Elang sungguh tidak menyangka bahwa Luna sama sekali tidak peduli dengan perasaan orang yang menyayanginya dengan tulus. Yang sudah menganggapnya sebagai anaknya sendiri.
"Karena Luna sayang sama bunda, Luna enggak mau menutupinya lebih lama lagi. Cepat atau lambat nantinya bunda akan tau juga 'kan?"
Emilia membukakan pintu saat mendengar suara mobil suaminya. Ia tersenyum lebar saat tau suaminya pulang dengan membawa anak kesayangannya.
"Luna! Bunda kangen Sayang!" teriaknya senang. Berlari menghampiri putrinya lalu memeluknya.
"Luna juga kangen banget sama Bunda," ucap Luna membalas pelukan Emilia dengan erat.
"Kenapa enggak bilang Bunda kalau mau pulang?" tanya Emilia sambil merangkul Luna membawanya masuk ke rumah.
Kini mereka duduk di sofa di ruang tamu yang sangat luas.
"Emm ... Luna memutuskan untuk kuliah di sini saja Bunda. Di Yogya Luna kesepian, ingat Bunda sama Ayah terus," dusta Luna sambil melirik Elang yang duduk di sofa di sampingnya.
"Kenapa kamu selalu susah dihubungi waktu di sana?" tanya Emilia yang kesal karena setiap menghubungi anaknya pasti nomornya sering tidak aktif. Sekalinya aktif pasti tidak dijawab.

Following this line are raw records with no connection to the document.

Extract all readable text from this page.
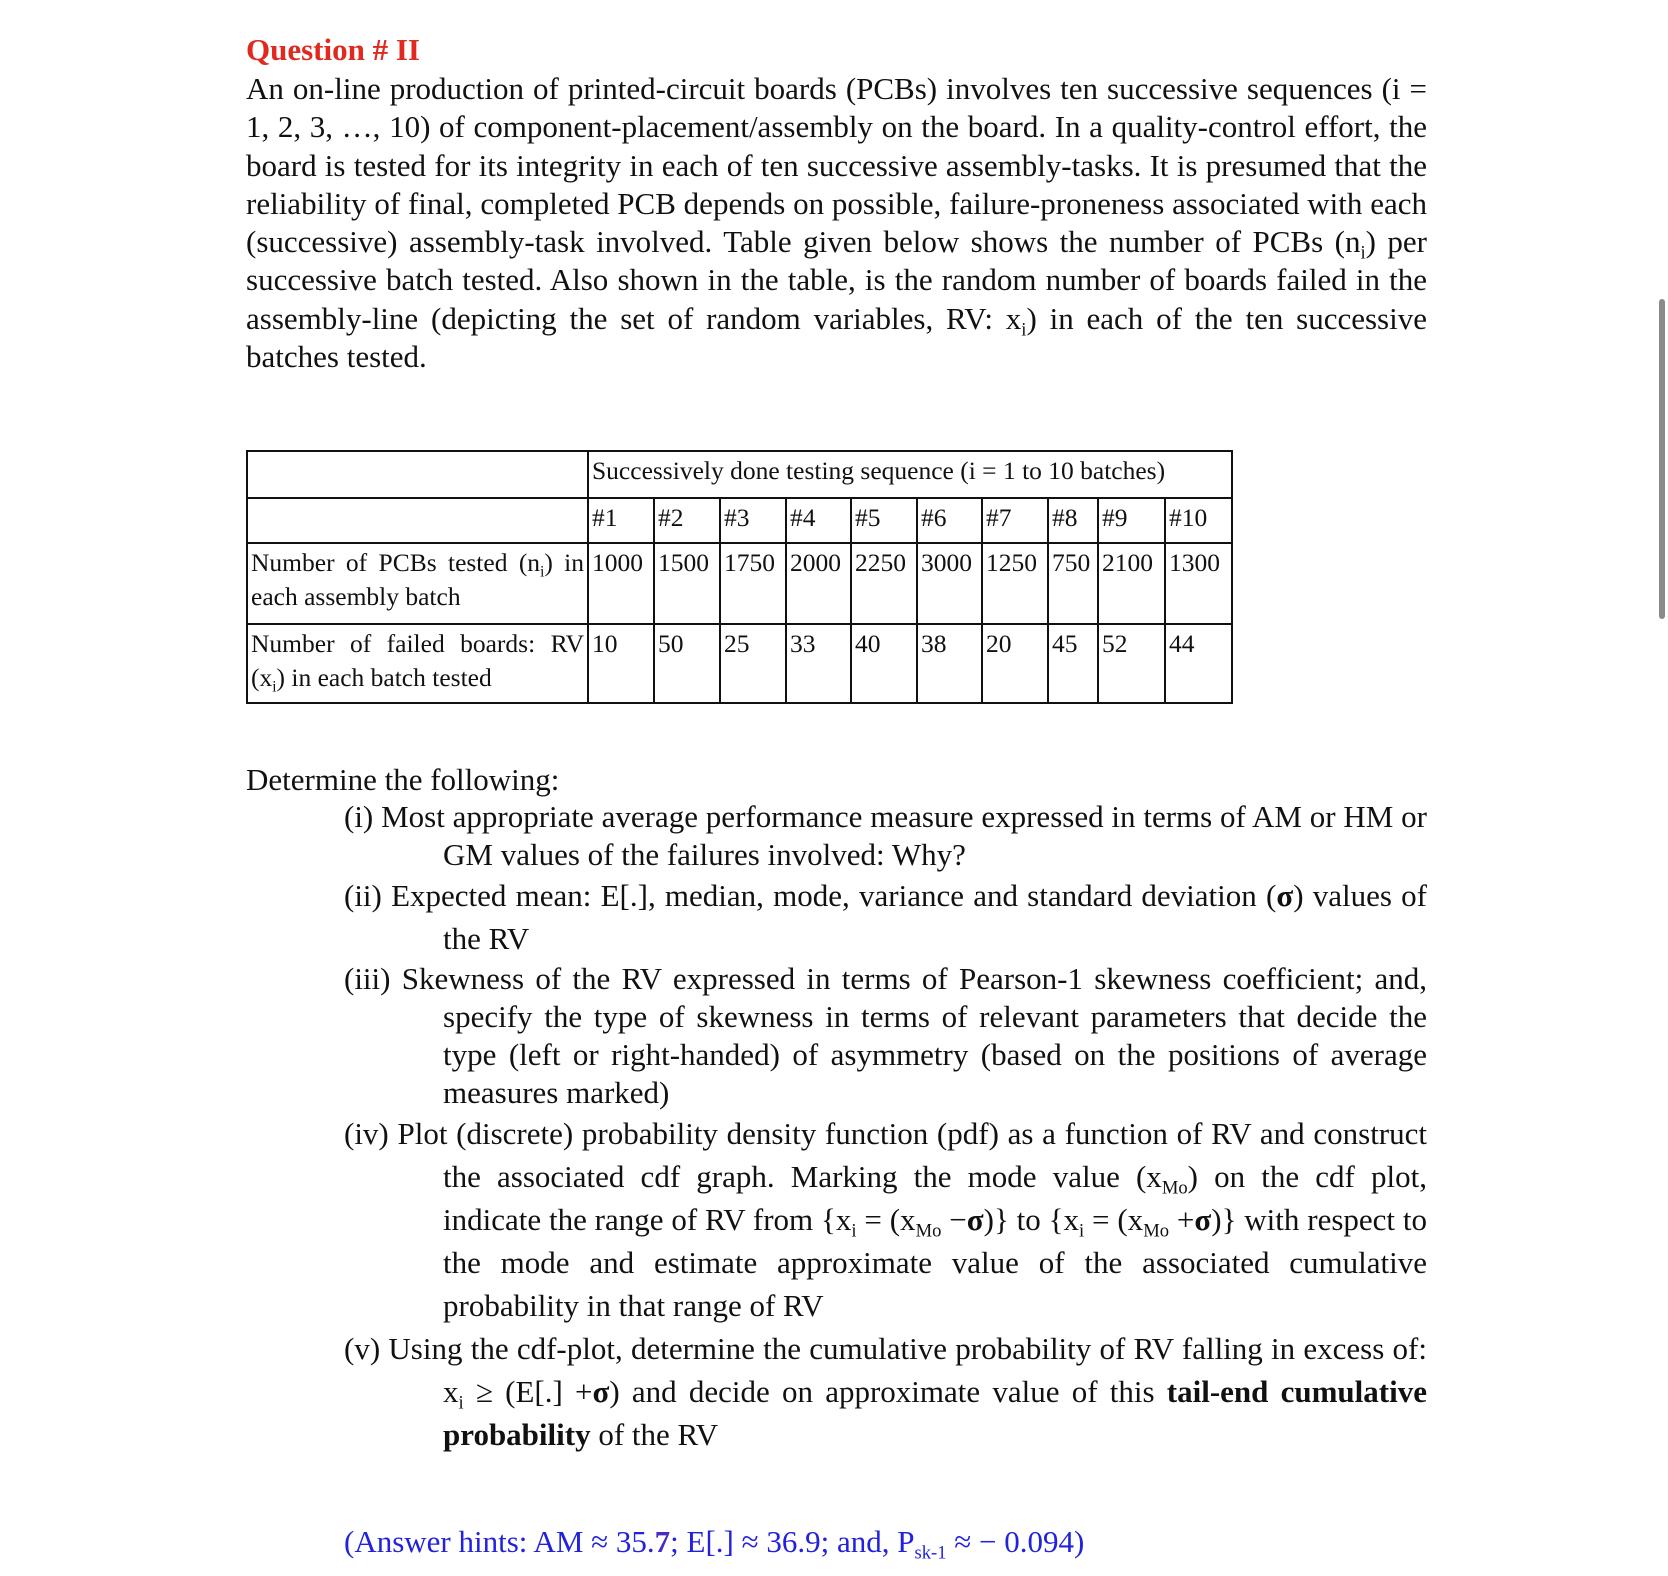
Question # II
An on-line production of printed-circuit boards (PCBs) involves ten successive sequences (i = 1, 2, 3, …, 10) of component-placement/assembly on the board. In a quality-control effort, the board is tested for its integrity in each of ten successive assembly-tasks. It is presumed that the reliability of final, completed PCB depends on possible, failure-proneness associated with each (successive) assembly-task involved. Table given below shows the number of PCBs $(n_i)$ per successive batch tested. Also shown in the table, is the random number of boards failed in the assembly-line (depicting the set of random variables, RV: $x_i$) in each of the ten successive batches tested.
	Successively done testing sequence (i = 1 to 10 batches)									
	#1	#2	#3	#4	#5	#6	#7	#8	#9	#10
Number of PCBs tested $(n_i)$ in each assembly batch	1000	1500	1750	2000	2250	3000	1250	750	2100	1300
Number of failed boards: RV $(x_i)$ in each batch tested	10	50	25	33	40	38	20	45	52	44
Determine the following:
(i) Most appropriate average performance measure expressed in terms of AM or HM or GM values of the failures involved: Why?
(ii) Expected mean: E[.], median, mode, variance and standard deviation (σ) values of the RV
(iii) Skewness of the RV expressed in terms of Pearson-1 skewness coefficient; and, specify the type of skewness in terms of relevant parameters that decide the type (left or right-handed) of asymmetry (based on the positions of average measures marked)
(iv) Plot (discrete) probability density function (pdf) as a function of RV and construct the associated cdf graph. Marking the mode value $(x_{Mo})$ on the cdf plot, indicate the range of RV from $\{x_i = (x_{Mo} -\sigma)\}$ to $\{x_i = (x_{Mo} +\sigma)\}$ with respect to the mode and estimate approximate value of the associated cumulative probability in that range of RV
(v) Using the cdf-plot, determine the cumulative probability of RV falling in excess of: $x_i \ge (E[.] +\sigma)$ and decide on approximate value of this tail-end cumulative probability of the RV
(Answer hints: AM ≈ 35.7; E[.] ≈ 36.9; and, $P_{sk-1}$ ≈ − 0.094)
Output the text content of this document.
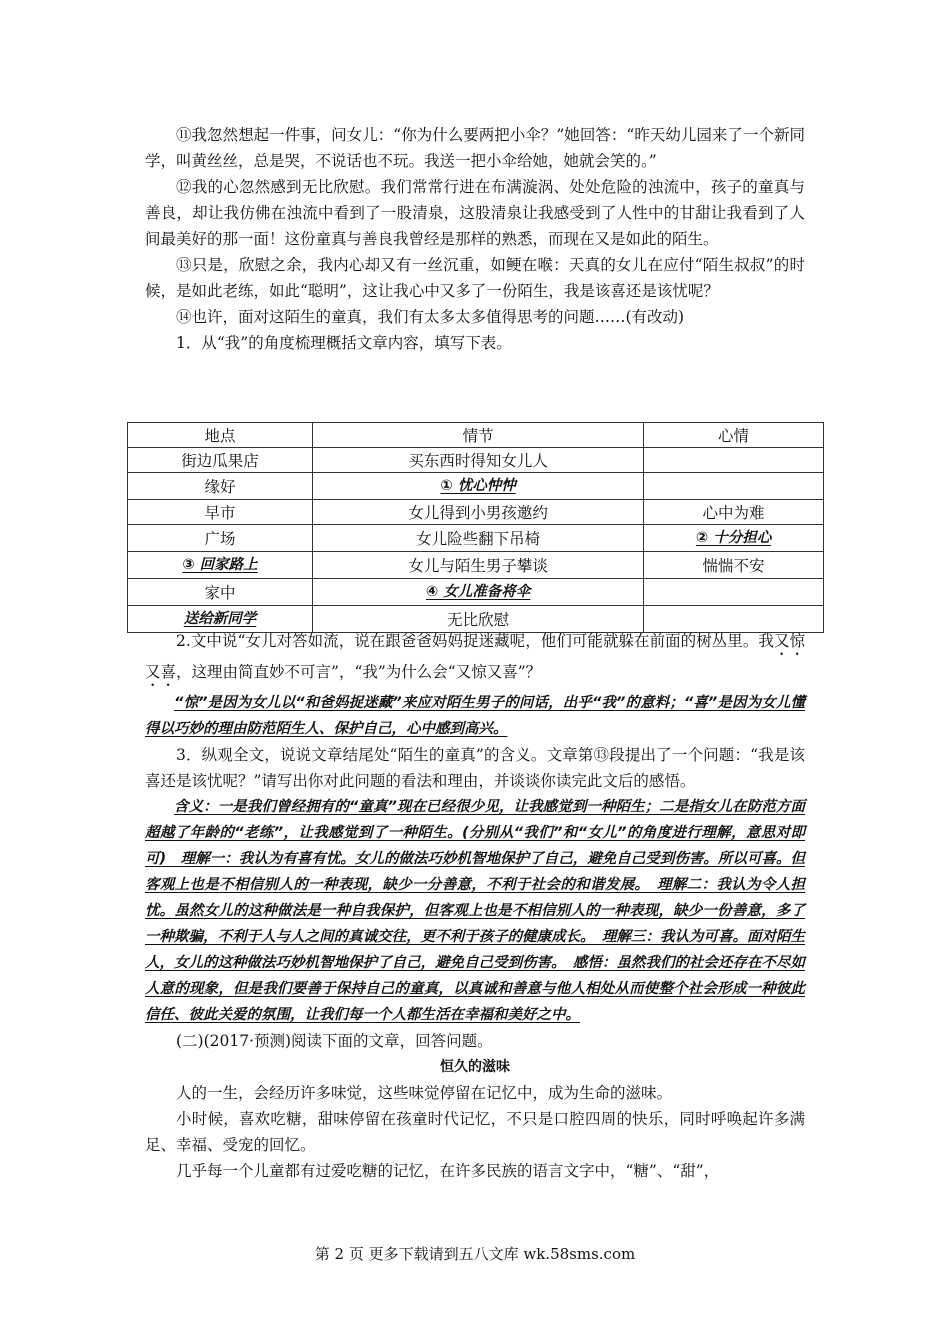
⑪我忽然想起一件事，问女儿：“你为什么要两把小伞？”她回答：“昨天幼儿园来了一个新同学，叫黄丝丝，总是哭，不说话也不玩。我送一把小伞给她，她就会笑的。”

⑫我的心忽然感到无比欣慰。我们常常行进在布满漩涡、处处危险的浊流中，孩子的童真与善良，却让我仿佛在浊流中看到了一股清泉，这股清泉让我感受到了人性中的甘甜让我看到了人间最美好的那一面！这份童真与善良我曾经是那样的熟悉，而现在又是如此的陌生。

⑬只是，欣慰之余，我内心却又有一丝沉重，如鲠在喉：天真的女儿在应付“陌生叔叔”的时候，是如此老练，如此“聪明”，这让我心中又多了一份陌生，我是该喜还是该忧呢？

⑭也许，面对这陌生的童真，我们有太多太多值得思考的问题……(有改动)

1．从“我”的角度梳理概括文章内容，填写下表。

地点	情节	心情
街边瓜果店	买东西时得知女儿人	
缘好	① 忧心忡忡	
早市	女儿得到小男孩邀约	心中为难
广场	女儿险些翻下吊椅	② 十分担心
③ 回家路上	女儿与陌生男子攀谈	惴惴不安
家中	④ 女儿准备将伞	
送给新同学	无比欣慰	

2.文中说“女儿对答如流，说在跟爸爸妈妈捉迷藏呢，他们可能就躲在前面的树丛里。我又惊又喜，这理由简直妙不可言”，“我”为什么会“又惊又喜”？

“惊”是因为女儿以“和爸妈捉迷藏”来应对陌生男子的问话，出乎“我”的意料；“喜”是因为女儿懂得以巧妙的理由防范陌生人、保护自己，心中感到高兴。

3．纵观全文，说说文章结尾处“陌生的童真”的含义。文章第⑬段提出了一个问题：“我是该喜还是该忧呢？”请写出你对此问题的看法和理由，并谈谈你读完此文后的感悟。

含义：一是我们曾经拥有的“童真”现在已经很少见，让我感觉到一种陌生；二是指女儿在防范方面超越了年龄的“老练”，让我感觉到了一种陌生。(分别从“我们”和“女儿”的角度进行理解，意思对即可)　理解一：我认为有喜有忧。女儿的做法巧妙机智地保护了自己，避免自己受到伤害。所以可喜。但客观上也是不相信别人的一种表现，缺少一分善意，不利于社会的和谐发展。　理解二：我认为令人担忧。虽然女儿的这种做法是一种自我保护，但客观上也是不相信别人的一种表现，缺少一份善意，多了一种欺骗，不利于人与人之间的真诚交往，更不利于孩子的健康成长。　理解三：我认为可喜。面对陌生人，女儿的这种做法巧妙机智地保护了自己，避免自己受到伤害。　感悟：虽然我们的社会还存在不尽如人意的现象，但是我们要善于保持自己的童真，以真诚和善意与他人相处从而使整个社会形成一种彼此信任、彼此关爱的氛围，让我们每一个人都生活在幸福和美好之中。

(二)(2017·预测)阅读下面的文章，回答问题。

恒久的滋味

人的一生，会经历许多味觉，这些味觉停留在记忆中，成为生命的滋味。

小时候，喜欢吃糖，甜味停留在孩童时代记忆，不只是口腔四周的快乐，同时呼唤起许多满足、幸福、受宠的回忆。

几乎每一个儿童都有过爱吃糖的记忆，在许多民族的语言文字中，“糖”、“甜”，

第 2 页 更多下载请到五八文库 wk.58sms.com
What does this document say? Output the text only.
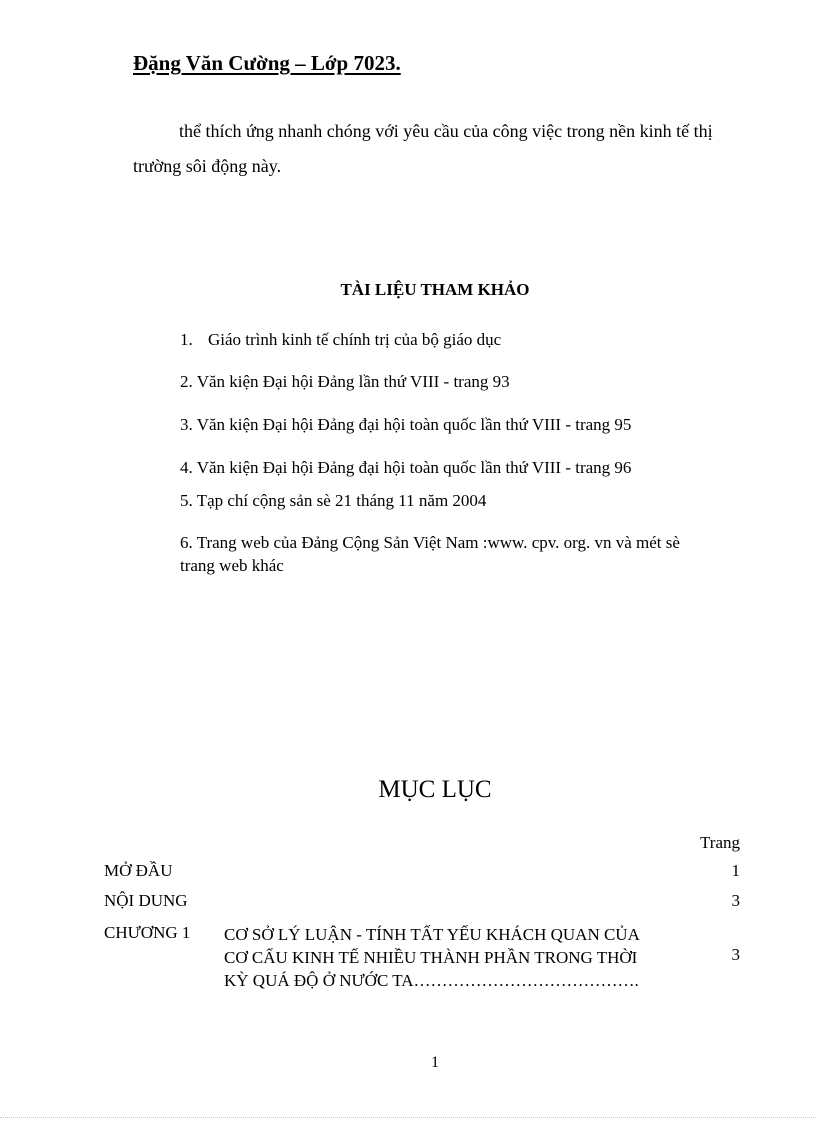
Đặng Văn Cường – Lớp 7023.
thể thích ứng nhanh chóng với yêu cầu của công việc trong nền kinh tế thị
trường sôi động này.
TÀI LIỆU THAM KHẢO
1. Giáo trình kinh tế chính trị của bộ giáo dục
2. Văn kiện Đại hội Đảng lần thứ VIII - trang 93
3. Văn kiện Đại hội Đảng đại hội toàn quốc lần thứ VIII - trang 95
4. Văn kiện Đại hội Đảng đại hội toàn quốc lần thứ VIII - trang 96
5. Tạp chí cộng sản sè 21 tháng 11 năm 2004
6. Trang web của Đảng Cộng Sản Việt Nam :www. cpv. org. vn và mét sè
trang web khác
MỤC LỤC
Trang
MỞ ĐẦU	1
NỘI DUNG	3
CHƯƠNG 1 CƠ SỞ LÝ LUẬN - TÍNH TẤT YẾU KHÁCH QUAN CỦA
CƠ CẤU KINH TẾ NHIỀU THÀNH PHẦN TRONG THỜI
KỲ QUÁ ĐỘ Ở NƯỚC TA………………………………….
3
1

"Maafin Luna. Luna sengaja mengabaikan panggilan dari Bunda, supaya Luna enggak teringat Bunda terus."
"Ya sudah, lalu itu keputusan kamu, Bunda hanya bisa mendukung yang terbaik buat kamu."
Setelah makan malam, Emilia dan Elang berada di ruang keluarga. Mereka sedang menonton televisi yang menyajikan hiburan komedi.
"Hoek hoek hoek. By, tolongin aku."
Emilia menoleh ke suaminya.
"Itu Luna bukan?"
Emilia segera menghampiri Luna yang sedang memuntahkan isi perutnya di kamar mandi dekat dapur.
"By ...."
Bi? Siapa yang Luna panggil?
"Kamu kenapa Sayang?"
Emilia membantu memijit tengkuk Luna dengan lembut. Ia meminta tolong bu Maya untuk mengambil minyak kayu putih di kotak obat.
Setelah mendapatkan apa yang diminta, Emilia segera mengoleskan minyak kayu putih itu di bagian tengkuk dan juga perut Luna. Gerakan mengolesi minyak di perut Luna terhenti sesaat, ketika ia merasakan ada yang berbeda.